You could also use a chemical method. It also changes the taste,
as compounds within the drink are used up in chemical reactions, and
there are also products beside the CO2, which have a taste of their
own. A further problem is that you can't get much gas produced that
way, and what you produce dissipates very quickly. So, it is not
advisable to carbonate drinks using chemical methods.
The third way is the physical method. You don't produce CO2, but
add existing CO2 into the drink. Normally, if you just bring a drink
and CO2 gas together, the gas won't dissolve. What you need to make
this work is to release CO2 into the liquid under pressure. The
instrument which does this is a soda-making machine; it gets a
cartridge of CO2 under pressure. When you push the button, the
cartridge is opened, and the pressurized gas escapes from the
cartridge into the drink, where it gets dissolved. This is the
easiest method of the three, and has no disadvantages beyond the
investment in a machine and cartridges. There are inexpensive
machines for home use, so it is what I advise you to use.
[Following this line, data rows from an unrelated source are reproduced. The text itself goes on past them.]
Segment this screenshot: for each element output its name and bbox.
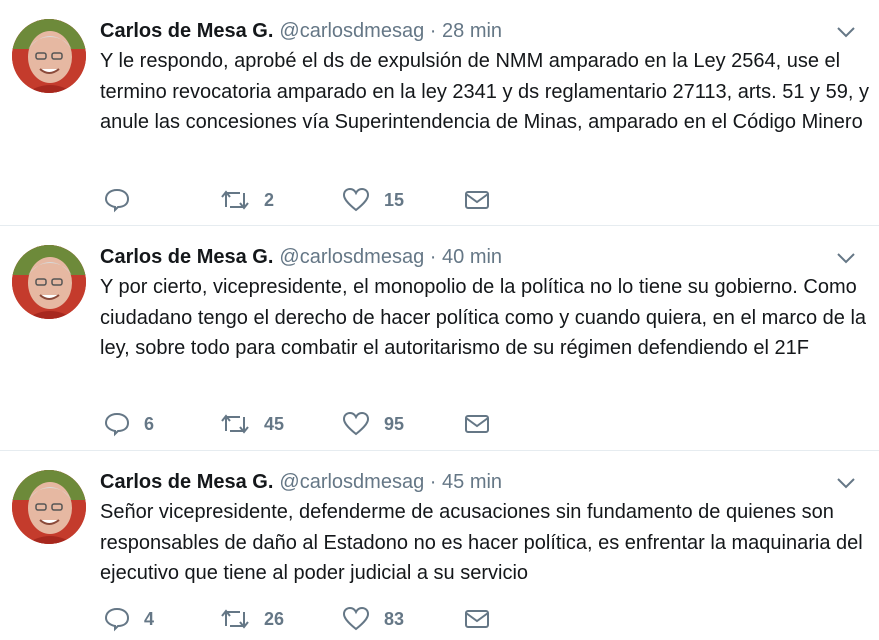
- display-name[interactable]: Carlos de Mesa G.: [100, 246, 273, 268]
- retweet-count: 2: [264, 189, 275, 210]
- tweet-text: Y por cierto, vicepresidente, el monopol…: [100, 276, 867, 359]
- like-button[interactable]: 95: [342, 409, 404, 439]
- reply-button[interactable]: 4: [104, 604, 154, 634]
- avatar[interactable]: [12, 470, 86, 544]
- retweet-count: 45: [264, 413, 285, 434]
- chevron-down-icon[interactable]: [834, 473, 858, 493]
- timestamp[interactable]: 28 min: [442, 20, 502, 42]
- heart-icon: [342, 411, 370, 437]
- timestamp[interactable]: 40 min: [442, 246, 502, 268]
- direct-message-button[interactable]: [464, 604, 490, 634]
- reply-count: 6: [144, 413, 155, 434]
- retweet-icon: [220, 411, 250, 437]
- heart-icon: [342, 187, 370, 213]
- like-count: 15: [384, 189, 405, 210]
- tweet-text: Señor vicepresidente, defenderme de acus…: [100, 501, 863, 584]
- retweet-icon: [220, 187, 250, 213]
- like-count: 95: [384, 413, 405, 434]
- separator-dot: ·: [429, 20, 437, 42]
- envelope-icon: [464, 607, 490, 631]
- display-name[interactable]: Carlos de Mesa G.: [100, 471, 273, 493]
- separator-dot: ·: [429, 246, 437, 268]
- avatar[interactable]: [12, 245, 86, 319]
- tweet-header: Carlos de Mesa G. @carlosdmesag · 28 min: [100, 17, 502, 45]
- tweet-text: Y le respondo, aprobé el ds de expulsión…: [100, 50, 869, 133]
- direct-message-button[interactable]: [464, 185, 490, 215]
- tweet-header: Carlos de Mesa G. @carlosdmesag · 40 min: [100, 243, 502, 271]
- reply-icon: [104, 187, 130, 213]
- like-button[interactable]: 15: [342, 185, 404, 215]
- direct-message-button[interactable]: [464, 409, 490, 439]
- user-handle[interactable]: @carlosdmesag: [279, 471, 424, 493]
- tweet[interactable]: Carlos de Mesa G. @carlosdmesag · 45 min …: [0, 451, 879, 640]
- heart-icon: [342, 606, 370, 632]
- timestamp[interactable]: 45 min: [442, 471, 502, 493]
- tweet[interactable]: Carlos de Mesa G. @carlosdmesag · 28 min …: [0, 0, 879, 226]
- reply-icon: [104, 606, 130, 632]
- reply-icon: [104, 411, 130, 437]
- tweet-header: Carlos de Mesa G. @carlosdmesag · 45 min: [100, 468, 502, 496]
- retweet-button[interactable]: 26: [220, 604, 284, 634]
- display-name[interactable]: Carlos de Mesa G.: [100, 20, 273, 42]
- separator-dot: ·: [429, 471, 437, 493]
- tweet[interactable]: Carlos de Mesa G. @carlosdmesag · 40 min …: [0, 226, 879, 451]
- user-handle[interactable]: @carlosdmesag: [279, 20, 424, 42]
- reply-button[interactable]: 6: [104, 409, 154, 439]
- like-count: 83: [384, 608, 405, 629]
- retweet-button[interactable]: 2: [220, 185, 274, 215]
- chevron-down-icon[interactable]: [834, 248, 858, 268]
- retweet-count: 26: [264, 608, 285, 629]
- envelope-icon: [464, 188, 490, 212]
- user-handle[interactable]: @carlosdmesag: [279, 246, 424, 268]
- envelope-icon: [464, 412, 490, 436]
- like-button[interactable]: 83: [342, 604, 404, 634]
- reply-button[interactable]: [104, 185, 144, 215]
- avatar[interactable]: [12, 19, 86, 93]
- retweet-icon: [220, 606, 250, 632]
- chevron-down-icon[interactable]: [834, 22, 858, 42]
- reply-count: 4: [144, 608, 155, 629]
- retweet-button[interactable]: 45: [220, 409, 284, 439]
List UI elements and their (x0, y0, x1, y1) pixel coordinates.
Manufacturers sometimes combine machines which can expel CO2 from cartridges with machines which can expel NO from cartridges. Expelling NO is used for whipping foams, e.g. creating whipped cream. The whipped cream spray bottles in the supermarket are a simplified version of such machines, which cannot be reloaded.
While the construction of CO2 expelling machines and NO expelling machines is similar enough that it makes sense to combine them in a single body, the use cases for CO2 use and NO use are very different. If you only want to carbonate, a CO2 machine is sufficient.